И. Козлов, В. Железняк, А. Миров
Вологда в XII-XVI веках
// Красный Север. – 1947. – 08.06; 13.07.


Давайте перенесемся с Вами, читатель, в старую Вологду. Пройдем по Крестьянской улице и остановимся на том месте, где когда-то была церковь Воскресения – первая из вологодских церквей. Она стояла на правом берегу реки Вологды, который значительно возвышается над левым и придает месту красивый вид. Северный изгиб реки и омывал древнюю часть города.
Церковь в те дальние времена располагалась на площадке, которая носила название Ленивой. На площадке шел торг и здесь очевидно горожане собирались для выслушивания воеводских и княжеских грамот о налогах, сборе рати и т. д.
На основании летописного сказания можно предположить, что здесь восемьсот лет назад было селение, состоявшее из нескольких посадов с торговой площадью. Города же, т. е. укрепления, стен (ограды) пли защиты, тогда еще не было. Естественной защитой служили лес, река и болота. Недаром первые поселенцы выбрали крутой берег реки на изгибе, дающий возможность хорошо видеть приближение врагов.
Впоследствии, в XIV веке, город огородился крепкой бревенчатой стеной. Церковь Воскресения и Ленивая площадь остались центром. От центра отходили два посада – верхний и нижний, а за рекой – Заречный. В старинном летописном сказании о Дмитрии Прилуцком упоминается, что, придя в Вологду в семидесятых годах XIV века, он нашел здесь большой город со многими благоустроенными храмами. Но, конечно, не надо представлять себе этот город как город с каменными зданиями и церквями. Дома воеводы, дьячка, и богатых горожан были деревянными, как и соборный храм Воскресения. Отличались они от изб посадских только большими размерами, да затейливой резьбой на наличниках и по фасаду.
Посадские люди жили в избах, где топили по-черному и где свет еле-еле пробивался через пузырчатые окошечки. За избушками посадских тянулись огороды и пашни, так как большинство жителей занималось и промыслами и земледелием.
К Вологде при Иване III из Ярославля была проложена дорога, по которой тянулись обозы, бежали ямские лошади, по сторонам дороги мелькала бедные деревушки, леса.
Летом по рекам Вологде и Сухоне плыли караваны судов. Вологодская пристань тогда становилась одним из оживленных мест города. Пристань, очевидно, помещалась под горой, где река делает изгиб.
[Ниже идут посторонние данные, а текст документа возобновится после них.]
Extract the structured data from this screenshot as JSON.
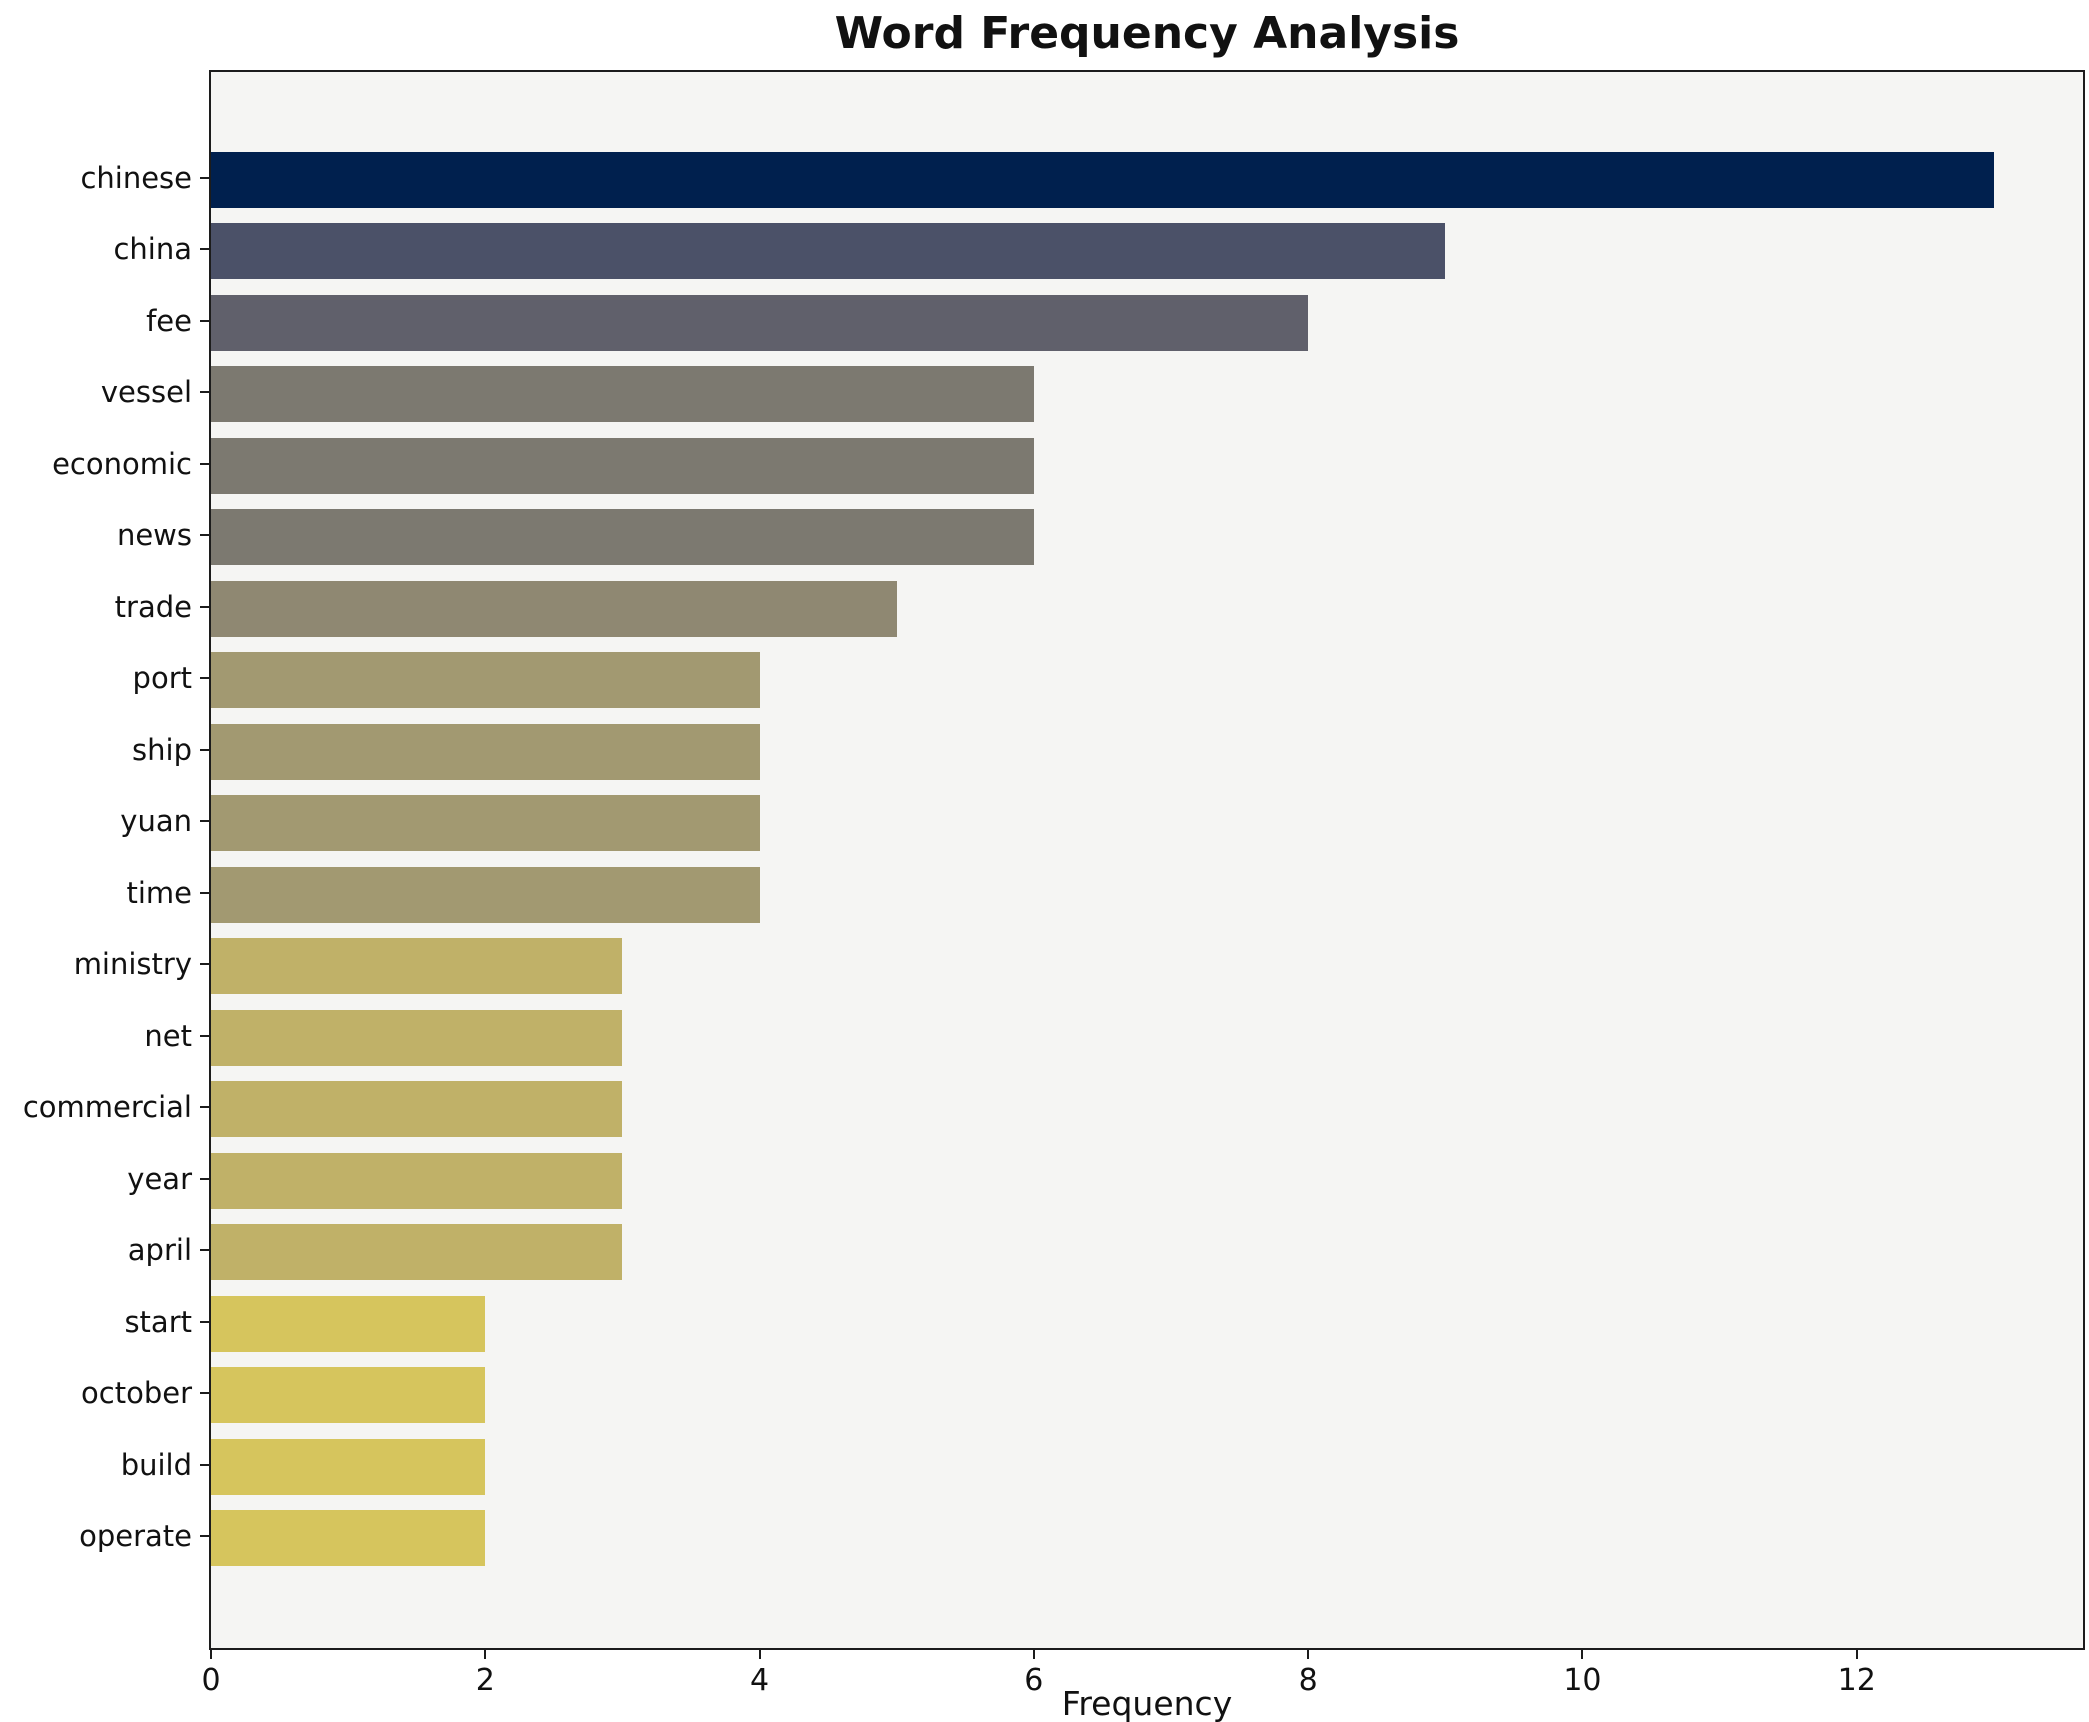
{
  "chart_data": {
    "type": "bar",
    "orientation": "horizontal",
    "title": "Word Frequency Analysis",
    "xlabel": "Frequency",
    "ylabel": "",
    "categories": [
      "chinese",
      "china",
      "fee",
      "vessel",
      "economic",
      "news",
      "trade",
      "port",
      "ship",
      "yuan",
      "time",
      "ministry",
      "net",
      "commercial",
      "year",
      "april",
      "start",
      "october",
      "build",
      "operate"
    ],
    "values": [
      13,
      9,
      8,
      6,
      6,
      6,
      5,
      4,
      4,
      4,
      4,
      3,
      3,
      3,
      3,
      3,
      2,
      2,
      2,
      2
    ],
    "colors": [
      "#00204e",
      "#4b5168",
      "#60606b",
      "#7c7970",
      "#7c7970",
      "#7c7970",
      "#8f8872",
      "#a29971",
      "#a29971",
      "#a29971",
      "#a29971",
      "#c0b168",
      "#c0b168",
      "#c0b168",
      "#c0b168",
      "#c0b168",
      "#d6c55d",
      "#d6c55d",
      "#d6c55d",
      "#d6c55d"
    ],
    "xlim": [
      0,
      13.65
    ],
    "xticks": [
      0,
      2,
      4,
      6,
      8,
      10,
      12
    ],
    "grid": false,
    "legend": false,
    "plot_bg": "#f5f5f3",
    "fig_bg": "#ffffff",
    "axis_color": "#1c1c1c"
  }
}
Насколько большое значение имела Вологда на севере, можно судить по тому, что в начале XIII века из-за обладания ею шла борьба между крупнейшими удельными русскими князьями: Новгородским, Тверским, Ростово-Суздальским, а позднее – Московским.
Новгород и Вологда не были завоеваны татарами, но они платили дань золотоордынскому хану. От поборов освобождались только князья и духовенство.
Чтобы осуществить сбор дани с многомиллионного народа, держать его в угнетении, золотоордынское государство, пользуясь феодальной раздробленностью Руси, проводило политику натравливания русских князей друг на друга, поддерживало разногласия между ними, организовывало военные походы. Так, татарам удалось организовать поход в Вологду тверского князя Святослава в 1273 году. Летопись указывает, что враги «с великой корыстью» вернулась в Тверь.
Во время татарского ига Вологда, как и другие северные города, приобрела особое значение. Спасаясь от казней, плена, даней, крестьяне, купцы и горожане бежали на север. Значение города быстро росло. Ему суждено было сыграть крупную политическую роль в создании русского централизованного государства.
После великой Куликовской битвы все русские люди стали смотреть на Москву как на единственного защитника русской земли, могущего освободить Русь от татар и создать единое национальное государство.
И. В. Сталин говорит: «Интересы обороны от нашествия турок, монголов и других народов востока, требовали незамедлительного создания централизованных государств, способных удержать напор нашествия».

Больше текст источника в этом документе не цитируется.